По стойбищу разнесся мягкий топот. В кармане Потрошилова заверещал проснувшийся хомяк. По пути Клим пнул подвернувшиеся под ноги санки. Те врезались в стенку полиэтиленовой яранги. Грянул чей-то возмущенный вопль. Громко залаяла ездовой ротвейлер Дуся. Но Алик уже рванул на себя дверцу холодильника. Они ввалились внутрь. Потрошилов выставил перед собой швабру и отчаянно крикнул:

— Мама?!

Клим выхватил дихлофос, угрожающе заревев. Спасательная операция тихо крякнула и провалилась. В яранге было пусто. Ни мамы, ни якутов, ни вообще чего бы то ни было. Кроме кастрюли с остатками грибного супа на дне. На крышке лежал листок бумаги. На нем ровным каллиграфическим почерком учителя биологии с тридцатилетним стажем было написано:

«Алик, меня увезли в Якутию. Адрес: семьдесят градусов северной широты, сто сорок — восточной долготы. Стойбище Белого Оленя. Спросить Потрошилова С. С. Приезжай, мама».

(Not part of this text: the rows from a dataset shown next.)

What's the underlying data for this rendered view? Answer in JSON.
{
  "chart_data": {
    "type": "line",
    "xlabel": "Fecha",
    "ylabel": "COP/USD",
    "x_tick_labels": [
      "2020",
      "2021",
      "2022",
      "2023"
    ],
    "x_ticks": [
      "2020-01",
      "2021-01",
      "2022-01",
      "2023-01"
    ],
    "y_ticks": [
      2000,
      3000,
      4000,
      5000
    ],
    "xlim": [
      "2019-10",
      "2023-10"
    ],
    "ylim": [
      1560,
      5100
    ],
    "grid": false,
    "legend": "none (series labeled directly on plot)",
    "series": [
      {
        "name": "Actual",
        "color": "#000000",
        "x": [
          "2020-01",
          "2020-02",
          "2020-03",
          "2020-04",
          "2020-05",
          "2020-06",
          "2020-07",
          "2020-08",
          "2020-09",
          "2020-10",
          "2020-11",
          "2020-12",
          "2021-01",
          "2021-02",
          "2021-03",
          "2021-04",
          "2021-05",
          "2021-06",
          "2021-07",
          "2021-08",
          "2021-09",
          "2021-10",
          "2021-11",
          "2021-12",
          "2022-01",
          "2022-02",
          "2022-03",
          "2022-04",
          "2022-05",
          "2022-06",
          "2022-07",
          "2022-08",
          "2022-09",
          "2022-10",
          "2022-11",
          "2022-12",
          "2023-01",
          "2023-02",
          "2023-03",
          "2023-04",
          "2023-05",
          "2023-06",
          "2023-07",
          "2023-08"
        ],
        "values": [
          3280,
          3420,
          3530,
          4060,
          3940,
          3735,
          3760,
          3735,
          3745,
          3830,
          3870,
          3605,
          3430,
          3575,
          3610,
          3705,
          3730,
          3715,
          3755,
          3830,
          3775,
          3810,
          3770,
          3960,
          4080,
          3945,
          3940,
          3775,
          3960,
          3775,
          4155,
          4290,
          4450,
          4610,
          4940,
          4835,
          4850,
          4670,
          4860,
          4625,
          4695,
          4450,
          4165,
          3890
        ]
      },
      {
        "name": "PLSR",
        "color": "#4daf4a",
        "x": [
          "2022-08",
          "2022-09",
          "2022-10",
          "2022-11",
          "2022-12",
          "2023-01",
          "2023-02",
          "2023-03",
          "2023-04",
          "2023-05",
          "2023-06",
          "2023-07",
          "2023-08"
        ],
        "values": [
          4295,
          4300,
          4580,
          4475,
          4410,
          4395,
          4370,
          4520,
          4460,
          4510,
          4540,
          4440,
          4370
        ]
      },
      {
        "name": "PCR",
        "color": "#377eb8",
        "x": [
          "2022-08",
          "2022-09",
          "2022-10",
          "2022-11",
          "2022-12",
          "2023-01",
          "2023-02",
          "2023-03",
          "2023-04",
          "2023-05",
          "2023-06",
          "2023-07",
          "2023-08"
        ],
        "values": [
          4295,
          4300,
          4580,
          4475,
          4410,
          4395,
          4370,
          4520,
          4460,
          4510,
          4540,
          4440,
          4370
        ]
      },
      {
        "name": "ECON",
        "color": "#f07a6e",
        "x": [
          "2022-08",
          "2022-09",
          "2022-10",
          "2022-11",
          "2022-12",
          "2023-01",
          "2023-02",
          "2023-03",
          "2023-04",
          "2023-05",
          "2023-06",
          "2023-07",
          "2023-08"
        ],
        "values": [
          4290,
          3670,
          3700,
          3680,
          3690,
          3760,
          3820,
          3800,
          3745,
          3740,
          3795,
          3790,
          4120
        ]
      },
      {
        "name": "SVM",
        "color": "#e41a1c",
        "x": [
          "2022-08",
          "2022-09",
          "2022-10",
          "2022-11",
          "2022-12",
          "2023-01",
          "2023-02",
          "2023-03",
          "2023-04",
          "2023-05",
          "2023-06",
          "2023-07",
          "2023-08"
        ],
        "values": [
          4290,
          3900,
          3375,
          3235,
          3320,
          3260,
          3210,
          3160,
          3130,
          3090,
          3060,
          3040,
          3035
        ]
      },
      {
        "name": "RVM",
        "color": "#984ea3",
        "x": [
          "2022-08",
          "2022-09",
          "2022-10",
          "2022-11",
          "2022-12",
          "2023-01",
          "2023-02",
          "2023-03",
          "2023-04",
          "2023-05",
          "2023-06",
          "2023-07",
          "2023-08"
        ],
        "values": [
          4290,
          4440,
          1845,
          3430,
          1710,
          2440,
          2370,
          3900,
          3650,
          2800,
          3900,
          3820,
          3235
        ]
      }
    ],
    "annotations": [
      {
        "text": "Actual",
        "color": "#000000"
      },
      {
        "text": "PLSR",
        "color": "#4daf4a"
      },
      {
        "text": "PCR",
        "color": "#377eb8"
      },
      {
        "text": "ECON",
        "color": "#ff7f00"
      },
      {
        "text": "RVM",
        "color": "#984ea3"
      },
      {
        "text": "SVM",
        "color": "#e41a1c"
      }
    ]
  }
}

В неверном утреннем свете буквы вдруг расплылись и помутнели. На глаза Альберта Степановича навернулись слезы. Маму увезли в холод и дичь. Он представил несчастную Валентину Петровну, сжавшуюся у костра в окружении вопящих и танцующих якутов. Ему стало плохо в духоте яранги. Клим бережно приобнял друга за плечи. Они выбрались из опустевшего логова «якутсы» и побрели домой.

Не очень проснувшиеся Белые Олени из дома номер тринадцать повылезали из своих жилищ и смотрели на них с недоумением. Шум в стойбище стих. Еще никто не выходил из главной яранги в грустном виде. Но вопросов новым якутам задавать не стали. Не то из чувства такта, не то вследствие полного утреннего равнодушия.

Алик и Клим поднялись на свой второй этаж. Внезапно Распутин остановился. Перед дверью стояла тележка с сумкой. Это скорбное средство перемещения дачного бремени Альберт Степанович узнал бы из тысячи других. На ручке болтались ключи от дачи и мамина косынка. На подгибающихся ногах он подошел к тележке. В крепко притороченной сумке зловеще лежали восемь зеленых кабачков. Последний привет от Валентины Петровны и уходящего лета.

— Это намек, — ошарашенно сказал Клим, потрясенный коварством «якутсы», — сначала вернули тележку, потом…

Какую неотъемлемую часть мамы пришлет подлая северная мафия в следующий раз, Альберт не услышал. Стресс стукнул его по затылку мягкой увесистой колотушкой. Потрошилов рухнул лицом вперед, круша кабачки волевым подбородком. В квартире напротив синхронно отпала от глазка Валентина Петровна. Растроганное материнское сердце дало сбой. Над ней склонились Рыжов и пенсионер Кузькин. Сократ и Диоген остались сидеть на кухне. Минутной слабости будущего вождя Белых Оленей они не увидели.